Toyota loves hydrogen. The company has long beaten its head against the fuel cell wall as an alternative to building EVs, but none of its trying has yet made hydrogen take off as a green option in the United States — there are still only 54 hydrogen stations in the U.S., mostly in southern California. But Toyota isn’t giving up, and its latest concept takes a new approach in trying to make hydrogen cool: Bringing the alternative fuel off-road, and using its “exhaust” water for camping. 

This concept is called the Tacoma H2-Overlander, and Toyota touts it as the future of high-performance off-roading. The company claims that the truck packs 547 electric horsepower, fueled by both a Mirai hydrogen fuel cell and a more typical 24.9 kWh battery pack. The truck wears Fox offroad shocks, big dirt tires on small dirt wheels, bed racks and rally lights and a winch — all the typical overland accoutrement. But this is a hydrogen truck, so it needs a hydrogen party trick: Preserving the wastewater from the hydrogen fuel cell, and making it available for showering or washing camp supplies. 

Gimmicks aplenty

Of course, this is a SEMA build — these things aren’t built for practicality, and the H2-Overlander appears to be no exception. The Toyota Mirai claims 402 miles of range from its fuel cell, and it’s unlikely the bigger, heavier Tacoma can hit those same numbers using the same hardware (Toyota’s press release is unsurprisingly silent on range).
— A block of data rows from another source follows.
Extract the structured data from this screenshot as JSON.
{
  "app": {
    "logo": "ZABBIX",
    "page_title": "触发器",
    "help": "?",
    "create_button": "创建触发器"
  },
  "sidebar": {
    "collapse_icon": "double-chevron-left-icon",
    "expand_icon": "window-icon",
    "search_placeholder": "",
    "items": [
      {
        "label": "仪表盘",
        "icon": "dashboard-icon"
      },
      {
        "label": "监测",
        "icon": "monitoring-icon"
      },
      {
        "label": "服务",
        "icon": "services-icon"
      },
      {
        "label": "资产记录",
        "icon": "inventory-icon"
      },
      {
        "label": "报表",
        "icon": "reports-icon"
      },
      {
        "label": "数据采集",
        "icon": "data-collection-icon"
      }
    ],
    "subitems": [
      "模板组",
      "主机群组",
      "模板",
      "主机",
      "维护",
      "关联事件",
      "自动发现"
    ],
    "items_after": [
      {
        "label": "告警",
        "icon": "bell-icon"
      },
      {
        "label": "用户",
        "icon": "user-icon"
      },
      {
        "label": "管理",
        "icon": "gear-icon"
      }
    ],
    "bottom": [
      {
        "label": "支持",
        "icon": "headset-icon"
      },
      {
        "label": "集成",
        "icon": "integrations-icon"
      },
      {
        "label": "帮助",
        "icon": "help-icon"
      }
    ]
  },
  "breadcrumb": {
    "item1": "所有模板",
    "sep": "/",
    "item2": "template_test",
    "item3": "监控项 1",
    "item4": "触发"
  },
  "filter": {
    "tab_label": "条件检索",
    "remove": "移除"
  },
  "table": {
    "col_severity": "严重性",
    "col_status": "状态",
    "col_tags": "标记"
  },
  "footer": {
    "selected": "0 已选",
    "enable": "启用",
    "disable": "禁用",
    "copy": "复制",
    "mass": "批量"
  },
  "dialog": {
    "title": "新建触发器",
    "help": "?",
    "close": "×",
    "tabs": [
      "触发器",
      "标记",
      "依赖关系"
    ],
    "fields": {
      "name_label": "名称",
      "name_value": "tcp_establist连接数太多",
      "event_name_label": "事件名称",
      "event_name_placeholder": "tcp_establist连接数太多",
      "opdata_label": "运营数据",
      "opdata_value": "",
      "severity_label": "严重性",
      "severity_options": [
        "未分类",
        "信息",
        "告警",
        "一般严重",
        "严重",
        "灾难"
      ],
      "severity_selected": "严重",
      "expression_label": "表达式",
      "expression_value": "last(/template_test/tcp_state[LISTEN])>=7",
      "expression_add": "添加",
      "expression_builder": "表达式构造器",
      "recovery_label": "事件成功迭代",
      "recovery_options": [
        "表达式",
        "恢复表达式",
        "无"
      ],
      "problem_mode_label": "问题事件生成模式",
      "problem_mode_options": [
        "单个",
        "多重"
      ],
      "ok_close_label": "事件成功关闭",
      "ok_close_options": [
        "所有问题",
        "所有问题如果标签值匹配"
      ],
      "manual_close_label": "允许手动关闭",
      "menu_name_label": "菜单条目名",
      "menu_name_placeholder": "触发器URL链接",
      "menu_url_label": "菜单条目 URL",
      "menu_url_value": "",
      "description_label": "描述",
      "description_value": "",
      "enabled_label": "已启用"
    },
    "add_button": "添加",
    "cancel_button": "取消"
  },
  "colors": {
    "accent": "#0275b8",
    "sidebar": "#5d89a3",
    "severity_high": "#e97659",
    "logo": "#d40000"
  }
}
An overland vehicle that can only operate out of Los Angeles, with a very limited range of operation before it has to go back to the city, isn’t exactly the fearless blazer of new trails that overlanders want to be. It might make a viable camp vehicle, though, so long as you don’t stray too far. 

The H2-Overlander is highly unlikely to ever enter production. For one, automakers seem to be moving on to street trucks as the hot new thing, but the bigger issue here is the powerplant. Hydrogen is simply not viable in the United States like Toyota wants it to be, and that doesn’t seem to be changing now matter how much the automaker beats this dead horse. The H2-Overlander will likely always be just a concept, albeit a concept with the neat party trick of pissing on your head and calling it a shower.